If we fast-forward from the early debate over the Bush tax cuts to today, we can see that the negative concerns were misguided. A recent study out of Princeton University has found that the tax cuts stimulated consumption, even that of the rich. This conclusion is consistent with the consumption theory of Milton Friedman, who argued long ago that consumers will consume a tax cut that they perceive to be "permanent" but not one they perceive to be temporary. There has also not been a sharp increase in interest rates. At this time in 2001, the ten year treasury note paid about 4.8 percent, today it pays about 4.2 percent.

So the critics were incorrect when they said the tax cuts would not stimulate the economy. What about the critics' policies. Might they have worked better? The two that seemed the most prominent back in 2001 were federal grants to the states, and a temporary payroll tax reduction. The aid to the states might have stimulated the economy, just as the increased government spending (especially on defense) must have. However, a large literature on the growth effects of government spending suggests that the effects of higher government turn negative after about a year. It would be hard to argue that aid to the states would have produced more jobs three years out. The payroll tax cut might well have stimulated consumption, but the Friedman theory would suggest that it would be less stimulative than a permanent tax cut. And the whole point of these half measures is that they will help us avoid soaring interest rates. Since interest rates did not soar, it is hard to imagine that we would be better off today had we pursued these policies.

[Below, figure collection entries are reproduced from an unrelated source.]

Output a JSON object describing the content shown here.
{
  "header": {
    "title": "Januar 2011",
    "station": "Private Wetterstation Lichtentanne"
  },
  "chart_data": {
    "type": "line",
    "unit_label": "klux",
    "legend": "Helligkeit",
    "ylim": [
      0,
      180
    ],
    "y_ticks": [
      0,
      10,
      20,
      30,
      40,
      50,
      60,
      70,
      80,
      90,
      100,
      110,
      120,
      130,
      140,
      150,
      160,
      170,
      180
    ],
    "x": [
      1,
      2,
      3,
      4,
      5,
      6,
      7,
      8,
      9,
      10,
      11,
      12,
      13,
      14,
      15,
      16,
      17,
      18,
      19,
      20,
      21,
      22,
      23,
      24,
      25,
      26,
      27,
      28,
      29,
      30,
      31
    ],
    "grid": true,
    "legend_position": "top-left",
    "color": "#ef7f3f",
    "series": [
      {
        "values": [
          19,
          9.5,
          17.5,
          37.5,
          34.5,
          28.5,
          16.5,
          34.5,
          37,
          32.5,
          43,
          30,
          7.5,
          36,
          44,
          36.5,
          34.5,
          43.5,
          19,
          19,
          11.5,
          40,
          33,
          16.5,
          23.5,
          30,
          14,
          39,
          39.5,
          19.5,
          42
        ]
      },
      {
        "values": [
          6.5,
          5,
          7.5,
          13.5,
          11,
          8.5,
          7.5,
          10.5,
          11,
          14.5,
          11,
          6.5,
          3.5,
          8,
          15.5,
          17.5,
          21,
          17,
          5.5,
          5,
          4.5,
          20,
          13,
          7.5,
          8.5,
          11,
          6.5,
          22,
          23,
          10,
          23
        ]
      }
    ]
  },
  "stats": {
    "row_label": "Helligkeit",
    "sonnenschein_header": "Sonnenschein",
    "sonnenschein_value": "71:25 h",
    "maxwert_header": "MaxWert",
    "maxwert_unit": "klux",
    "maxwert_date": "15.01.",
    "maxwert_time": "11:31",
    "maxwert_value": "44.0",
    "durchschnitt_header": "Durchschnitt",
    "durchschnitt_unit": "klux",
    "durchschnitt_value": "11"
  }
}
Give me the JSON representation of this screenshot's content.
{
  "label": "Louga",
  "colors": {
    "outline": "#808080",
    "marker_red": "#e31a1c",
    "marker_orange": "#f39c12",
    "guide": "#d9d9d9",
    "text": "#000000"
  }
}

The President pursued a second and third round of tax reductions as well. First, expensing rules were made more generous in order to encourage investment in plant and equipment. Second, dividend taxes were reduced, again in order to encourage investment, but also in order to encourage dividend payouts. Both policies appear to have worked, although the papers are still being written. In any case, once again, the main cost of these policies according to opponents would be soaring interest rates. These have not materialized.

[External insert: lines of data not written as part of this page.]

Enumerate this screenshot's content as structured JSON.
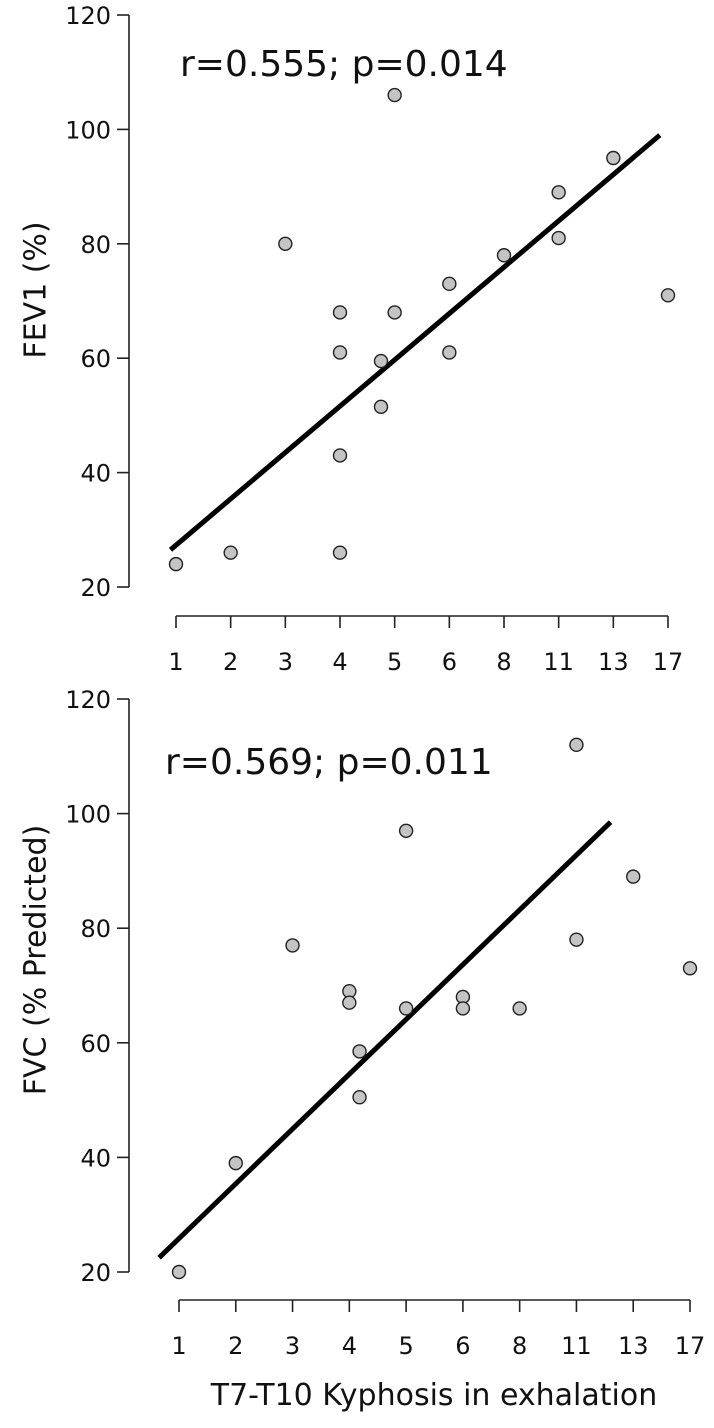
{
  "chart_data": [
    {
      "type": "scatter",
      "title": "",
      "annotation": "r=0.555; p=0.014",
      "ylabel": "FEV1 (%)",
      "xlabel": "",
      "ylim": [
        20,
        120
      ],
      "yticks": [
        20,
        40,
        60,
        80,
        100,
        120
      ],
      "xtick_labels": [
        "1",
        "2",
        "3",
        "4",
        "5",
        "6",
        "8",
        "11",
        "13",
        "17"
      ],
      "x_ordinal_range": [
        1,
        10
      ],
      "grid": false,
      "points": [
        {
          "x": 1,
          "y": 24
        },
        {
          "x": 2,
          "y": 26
        },
        {
          "x": 3,
          "y": 80
        },
        {
          "x": 4,
          "y": 68
        },
        {
          "x": 4,
          "y": 61
        },
        {
          "x": 4,
          "y": 43
        },
        {
          "x": 4,
          "y": 26
        },
        {
          "x": 4.75,
          "y": 59.5
        },
        {
          "x": 4.75,
          "y": 51.5
        },
        {
          "x": 5,
          "y": 68
        },
        {
          "x": 5,
          "y": 106
        },
        {
          "x": 6,
          "y": 73
        },
        {
          "x": 6,
          "y": 61
        },
        {
          "x": 7,
          "y": 78
        },
        {
          "x": 8,
          "y": 89
        },
        {
          "x": 8,
          "y": 81
        },
        {
          "x": 9,
          "y": 95
        },
        {
          "x": 10,
          "y": 71
        }
      ],
      "fit_line": {
        "x": [
          0.9,
          9.85
        ],
        "y": [
          26.5,
          99
        ]
      }
    },
    {
      "type": "scatter",
      "title": "",
      "annotation": "r=0.569; p=0.011",
      "ylabel": "FVC (% Predicted)",
      "xlabel": "T7-T10 Kyphosis in exhalation",
      "ylim": [
        20,
        120
      ],
      "yticks": [
        20,
        40,
        60,
        80,
        100,
        120
      ],
      "xtick_labels": [
        "1",
        "2",
        "3",
        "4",
        "5",
        "6",
        "8",
        "11",
        "13",
        "17"
      ],
      "x_ordinal_range": [
        1,
        10
      ],
      "grid": false,
      "points": [
        {
          "x": 1,
          "y": 20
        },
        {
          "x": 2,
          "y": 39
        },
        {
          "x": 3,
          "y": 77
        },
        {
          "x": 4,
          "y": 69
        },
        {
          "x": 4,
          "y": 67
        },
        {
          "x": 4.18,
          "y": 58.5
        },
        {
          "x": 4.18,
          "y": 50.5
        },
        {
          "x": 5,
          "y": 97
        },
        {
          "x": 5,
          "y": 66
        },
        {
          "x": 6,
          "y": 68
        },
        {
          "x": 6,
          "y": 66
        },
        {
          "x": 7,
          "y": 66
        },
        {
          "x": 8,
          "y": 112
        },
        {
          "x": 8,
          "y": 78
        },
        {
          "x": 9,
          "y": 89
        },
        {
          "x": 10,
          "y": 73
        }
      ],
      "fit_line": {
        "x": [
          0.65,
          8.6
        ],
        "y": [
          22.5,
          98.5
        ]
      }
    }
  ]
}
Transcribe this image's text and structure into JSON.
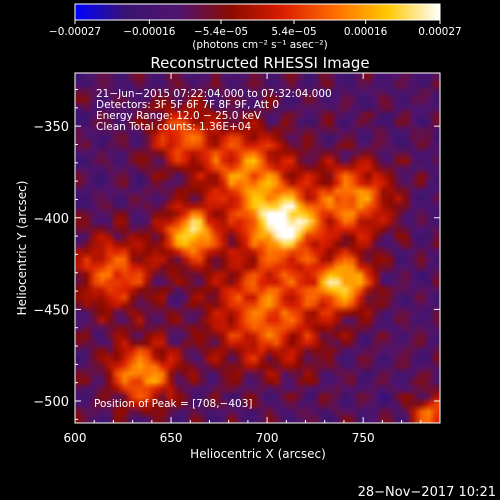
{
  "chart_data": {
    "type": "heatmap",
    "title": "Reconstructed RHESSI Image",
    "xlabel": "Heliocentric X (arcsec)",
    "ylabel": "Heliocentric Y (arcsec)",
    "xlim": [
      600,
      790
    ],
    "ylim": [
      -512,
      -321
    ],
    "x_ticks": [
      "600",
      "650",
      "700",
      "750"
    ],
    "x_tick_values": [
      600,
      650,
      700,
      750
    ],
    "y_ticks": [
      "−350",
      "−400",
      "−450",
      "−500"
    ],
    "y_tick_values": [
      -350,
      -400,
      -450,
      -500
    ],
    "colorbar": {
      "min": -0.00027,
      "max": 0.00027,
      "tick_labels": [
        "−0.00027",
        "−0.00016",
        "−5.4e−05",
        "5.4e−05",
        "0.00016",
        "0.00027"
      ],
      "tick_values": [
        -0.00027,
        -0.00016,
        -5.4e-05,
        5.4e-05,
        0.00016,
        0.00027
      ],
      "units_label": "(photons cm⁻² s⁻¹ asec⁻²)",
      "colormap": [
        "#0000ff",
        "#3a1470",
        "#50146e",
        "#8c0a00",
        "#dc1e00",
        "#ff6e00",
        "#ffc800",
        "#ffffff"
      ]
    },
    "annotations": [
      "21−Jun−2015 07:22:04.000 to 07:32:04.000",
      "Detectors: 3F 5F 6F 7F 8F 9F, Att 0",
      "Energy Range: 12.0 − 25.0 keV",
      "Clean     Total counts: 1.36E+04"
    ],
    "peak_label": "Position of Peak = [708,−403]",
    "peak": [
      708,
      -403
    ],
    "sources": [
      {
        "x": 708,
        "y": -403,
        "peak": 0.00027,
        "sigma": 12
      },
      {
        "x": 660,
        "y": -408,
        "peak": 0.00021,
        "sigma": 10
      },
      {
        "x": 740,
        "y": -435,
        "peak": 0.0002,
        "sigma": 10
      },
      {
        "x": 745,
        "y": -390,
        "peak": 0.00014,
        "sigma": 14
      },
      {
        "x": 690,
        "y": -375,
        "peak": 0.00013,
        "sigma": 16
      },
      {
        "x": 635,
        "y": -485,
        "peak": 0.00016,
        "sigma": 12
      },
      {
        "x": 700,
        "y": -450,
        "peak": 0.00011,
        "sigma": 22
      },
      {
        "x": 620,
        "y": -430,
        "peak": 0.0001,
        "sigma": 14
      },
      {
        "x": 785,
        "y": -508,
        "peak": 0.00013,
        "sigma": 7
      },
      {
        "x": 655,
        "y": -355,
        "peak": 8e-05,
        "sigma": 12
      }
    ]
  },
  "footer": {
    "timestamp": "28−Nov−2017 10:21"
  }
}
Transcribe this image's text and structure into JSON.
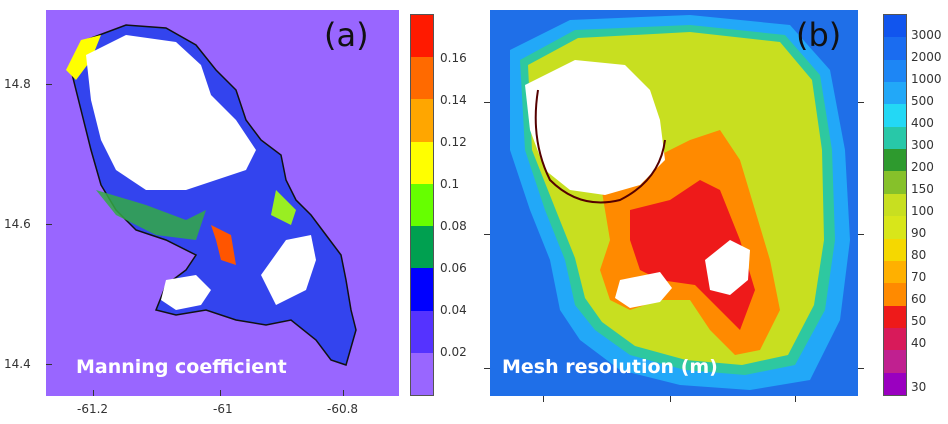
{
  "panel_a": {
    "letter": "(a)",
    "title": "Manning coefficient",
    "y_ticks": [
      "14.8",
      "14.6",
      "14.4"
    ],
    "x_ticks": [
      "-61.2",
      "-61",
      "-60.8"
    ],
    "colorbar": {
      "labels": [
        "0.16",
        "0.14",
        "0.12",
        "0.1",
        "0.08",
        "0.06",
        "0.04",
        "0.02"
      ],
      "colors": [
        "#ff1a00",
        "#ff6a00",
        "#ffa600",
        "#ffff00",
        "#66ff00",
        "#00a050",
        "#0000ff",
        "#5533ff",
        "#9966ff"
      ]
    }
  },
  "panel_b": {
    "letter": "(b)",
    "title": "Mesh resolution (m)",
    "colorbar": {
      "labels": [
        "3000",
        "2000",
        "1000",
        "500",
        "400",
        "300",
        "200",
        "150",
        "100",
        "90",
        "80",
        "70",
        "60",
        "50",
        "40",
        "30"
      ],
      "colors": [
        "#1155ee",
        "#1a6cf0",
        "#1d86f5",
        "#22a8f8",
        "#23d8f5",
        "#28c8a8",
        "#2e9a2e",
        "#86c12a",
        "#c8df20",
        "#d8e61a",
        "#f5d800",
        "#ffb000",
        "#ff8a00",
        "#ee1a1a",
        "#d81a5a",
        "#c02090",
        "#9a00c0"
      ]
    }
  }
}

So the statements by Vice President Cheney that suggest that an economy heading toward recession was turned around by the President's policies seem well supported by the data. But the policies do carry risks going forward. Since spending has run ahead of tax revenue, and can not do so forever, it is necessary that government either adjust spending growth or revenue growth to return fiscal policy to a glide path. Senator Kerry has paid lip service to addressing this problem. President Bush has yet to reveal his second term agenda, and his strategy for dealing with this issue. And the longer term challenge presented by soaring entitlements has also not been specifically addressed.

But the first-term record is promising. Solutions for the remaining economic challenges, such as private retirement accounts and strict spending caps, are not difficult to conceive of. Perhaps the President will begin to sketch an agenda that includes these tonight.

Kevin A. Hassett is director of economic policy studies at the American Enterprise Institute.